The parties settled property and alimony on the basis of $1,800 a month child support in June 2018 and were divorced two months later. Wife got the marital residence upon her refinance of it. One child was emancipated soon after the agreement was signed, and the husband continued to pay $1,800 per the agreement. In 2020 Husband secured a custody modification such that he now had shared custody of the remaining 14 year old. He then filed to reduce his support. His argument was that any alimony obligation was terminable when wife remarried; a concept arising from his interpretation of 23 Pa.C.S. Sec. 3706. Wife responded that the alimony was “reimbursement” alimony as contemplated by Zullo v. Zullo, 613 A.2d 544 (Pa. 1992), Bold v. Bold, 574 A.2d 552 (Pa. 1992) and Wagoner v. Wagoner, 648 A.2d 299 (Pa. 1994).

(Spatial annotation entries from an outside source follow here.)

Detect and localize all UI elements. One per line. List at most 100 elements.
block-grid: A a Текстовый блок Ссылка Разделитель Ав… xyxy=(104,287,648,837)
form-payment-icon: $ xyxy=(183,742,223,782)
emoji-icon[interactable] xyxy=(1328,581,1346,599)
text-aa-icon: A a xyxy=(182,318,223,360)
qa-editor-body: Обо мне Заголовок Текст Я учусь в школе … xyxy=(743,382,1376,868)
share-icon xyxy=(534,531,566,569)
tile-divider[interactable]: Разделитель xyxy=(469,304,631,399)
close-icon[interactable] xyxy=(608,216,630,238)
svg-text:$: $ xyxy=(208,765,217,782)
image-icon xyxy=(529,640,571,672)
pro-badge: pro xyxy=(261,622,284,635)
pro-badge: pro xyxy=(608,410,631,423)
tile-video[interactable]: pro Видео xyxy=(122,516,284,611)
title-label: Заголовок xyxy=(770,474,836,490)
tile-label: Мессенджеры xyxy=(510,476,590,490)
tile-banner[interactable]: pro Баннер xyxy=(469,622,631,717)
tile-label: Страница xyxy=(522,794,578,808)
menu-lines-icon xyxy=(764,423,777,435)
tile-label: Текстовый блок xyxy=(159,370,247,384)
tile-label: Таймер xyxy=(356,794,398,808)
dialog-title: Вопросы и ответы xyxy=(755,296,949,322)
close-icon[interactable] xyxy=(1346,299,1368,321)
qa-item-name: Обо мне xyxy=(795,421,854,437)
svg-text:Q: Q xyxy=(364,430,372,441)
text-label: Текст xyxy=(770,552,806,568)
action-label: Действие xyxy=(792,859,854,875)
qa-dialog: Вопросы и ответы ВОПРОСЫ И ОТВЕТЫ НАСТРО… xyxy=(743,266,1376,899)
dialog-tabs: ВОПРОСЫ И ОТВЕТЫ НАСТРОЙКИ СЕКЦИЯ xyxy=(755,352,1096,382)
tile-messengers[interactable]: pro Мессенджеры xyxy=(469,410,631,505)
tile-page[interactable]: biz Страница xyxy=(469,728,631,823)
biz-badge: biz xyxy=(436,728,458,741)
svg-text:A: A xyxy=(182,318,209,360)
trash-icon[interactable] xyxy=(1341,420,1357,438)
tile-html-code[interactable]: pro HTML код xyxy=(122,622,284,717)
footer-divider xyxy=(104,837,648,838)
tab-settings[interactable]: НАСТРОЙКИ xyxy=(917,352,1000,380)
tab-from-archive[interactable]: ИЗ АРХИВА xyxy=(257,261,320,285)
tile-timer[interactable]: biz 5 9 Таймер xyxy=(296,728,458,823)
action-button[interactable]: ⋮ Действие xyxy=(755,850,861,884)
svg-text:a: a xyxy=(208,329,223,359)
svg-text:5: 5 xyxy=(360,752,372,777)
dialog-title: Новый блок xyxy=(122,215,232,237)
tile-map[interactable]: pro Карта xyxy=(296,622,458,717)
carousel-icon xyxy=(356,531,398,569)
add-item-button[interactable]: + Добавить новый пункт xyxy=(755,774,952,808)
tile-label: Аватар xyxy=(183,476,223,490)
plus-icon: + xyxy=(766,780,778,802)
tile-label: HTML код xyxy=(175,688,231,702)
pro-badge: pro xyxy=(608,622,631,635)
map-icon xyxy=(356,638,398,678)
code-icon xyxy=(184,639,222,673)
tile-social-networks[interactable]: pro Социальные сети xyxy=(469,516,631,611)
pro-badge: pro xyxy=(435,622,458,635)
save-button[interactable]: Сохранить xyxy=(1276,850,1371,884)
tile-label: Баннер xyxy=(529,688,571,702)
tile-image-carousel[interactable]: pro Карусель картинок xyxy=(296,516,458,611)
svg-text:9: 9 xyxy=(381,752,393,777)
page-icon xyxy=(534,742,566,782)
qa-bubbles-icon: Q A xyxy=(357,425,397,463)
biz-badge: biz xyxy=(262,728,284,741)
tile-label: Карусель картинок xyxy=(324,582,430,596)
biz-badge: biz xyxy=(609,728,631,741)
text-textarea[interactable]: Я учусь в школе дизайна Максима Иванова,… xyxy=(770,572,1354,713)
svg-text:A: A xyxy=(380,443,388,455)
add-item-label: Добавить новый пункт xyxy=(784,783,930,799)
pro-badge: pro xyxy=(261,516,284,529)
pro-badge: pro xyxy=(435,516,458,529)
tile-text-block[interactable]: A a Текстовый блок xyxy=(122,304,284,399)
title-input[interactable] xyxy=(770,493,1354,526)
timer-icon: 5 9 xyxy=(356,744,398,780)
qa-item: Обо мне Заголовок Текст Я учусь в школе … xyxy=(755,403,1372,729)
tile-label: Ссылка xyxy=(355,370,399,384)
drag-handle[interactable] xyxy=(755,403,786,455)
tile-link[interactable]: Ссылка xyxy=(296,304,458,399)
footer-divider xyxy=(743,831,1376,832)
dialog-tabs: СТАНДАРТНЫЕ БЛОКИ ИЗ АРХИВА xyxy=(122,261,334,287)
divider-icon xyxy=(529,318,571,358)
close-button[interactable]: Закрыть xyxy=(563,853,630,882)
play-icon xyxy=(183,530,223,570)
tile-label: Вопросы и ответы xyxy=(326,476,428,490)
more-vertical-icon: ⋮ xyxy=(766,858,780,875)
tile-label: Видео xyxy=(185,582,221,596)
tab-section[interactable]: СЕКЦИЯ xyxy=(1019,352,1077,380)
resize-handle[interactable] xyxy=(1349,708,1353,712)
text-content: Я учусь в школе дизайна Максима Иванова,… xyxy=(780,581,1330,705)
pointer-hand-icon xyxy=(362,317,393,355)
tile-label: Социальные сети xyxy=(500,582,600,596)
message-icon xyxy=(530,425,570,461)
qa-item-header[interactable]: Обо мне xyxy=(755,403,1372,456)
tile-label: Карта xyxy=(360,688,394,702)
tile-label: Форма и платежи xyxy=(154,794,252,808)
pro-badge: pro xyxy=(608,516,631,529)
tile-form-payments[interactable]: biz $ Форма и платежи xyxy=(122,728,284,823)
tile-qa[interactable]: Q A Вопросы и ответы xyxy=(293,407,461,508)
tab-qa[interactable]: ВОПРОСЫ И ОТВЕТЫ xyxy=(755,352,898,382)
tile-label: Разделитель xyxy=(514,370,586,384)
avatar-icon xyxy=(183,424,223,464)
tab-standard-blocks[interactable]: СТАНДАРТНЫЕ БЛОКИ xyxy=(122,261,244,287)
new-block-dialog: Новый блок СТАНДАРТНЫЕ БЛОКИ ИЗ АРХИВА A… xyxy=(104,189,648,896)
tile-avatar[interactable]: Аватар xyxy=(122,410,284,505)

The published Superior Court opinion notes that a Property Settlement Agreement is a contract and governed by contract law. It adds however that under Section 3105(c) of the Divorce Code an agreement to pay alimony is non-modifiable while a judicial award of alimony is subject to modification under Sections 3701 and 3706. Parties can, of course, have their agreements allow for alimony modification upon changed circumstances but that needs to be specified in the written agreement. Courts are not authorized to read terminating or modifying events into an agreement without appropriate language reflecting that intention. Woodings v. Woodings 601 A.2d 854 (Pa. Super. 1992).
The case has a curious twist because the agreement was executed when alimony was still deductible. The 2017 Tax Reform Act that ended alimony as a deduction had a one year grace period. So, agreements made prior to December 31, 2018 still had alimony that was deductible. Husband asked for a hearing to assess what portion of his springing alimony obligation would be deductible. On this topic the Superior Court agreed and remanded the case. Thus, the obligation remained fixed at $1,800 despite the custody modification but if the 50/50 custody arrangement would have produced a $1,600 child support obligation, the remaining $200 would still be due but taxable to the recipient and deductible by the payor as alimony.
Some lessons come from this. In this case it seems that husband represented himself in the 2018 divorce settlement. It appears that he missed some issues which counsel could have helped him spot. The first is what could be termed a “catastrophe clause”. It is sometimes defined as “disability” but that is a phrase that itself should have some reliable definition. The better course is to define a catastrophe based modification as one where payor’s income declines to a specified triggering level and is not self-inflicted. The second is a custodial change as we saw in this case. If husband secured primary custody, he still owes the $1,900 but it would be all alimony and former wife would have to pay child support with the alimony included in her income. The last problem is defining alimony termination. In this case it is clear from the agreement that alimony ends when the child graduates high school. But we have seen agreements that makes the child support to alimony conversion but then neglects a termination date. Arguably that could produce lifetime alimony.
Nota bene: The alimony deduction laws seem like ancient history but fellow ancient readers may recall that “alimony” that terminates at a date traceable to a child’s emancipation is not deductible. 26 U.S.C. Sec 71(c).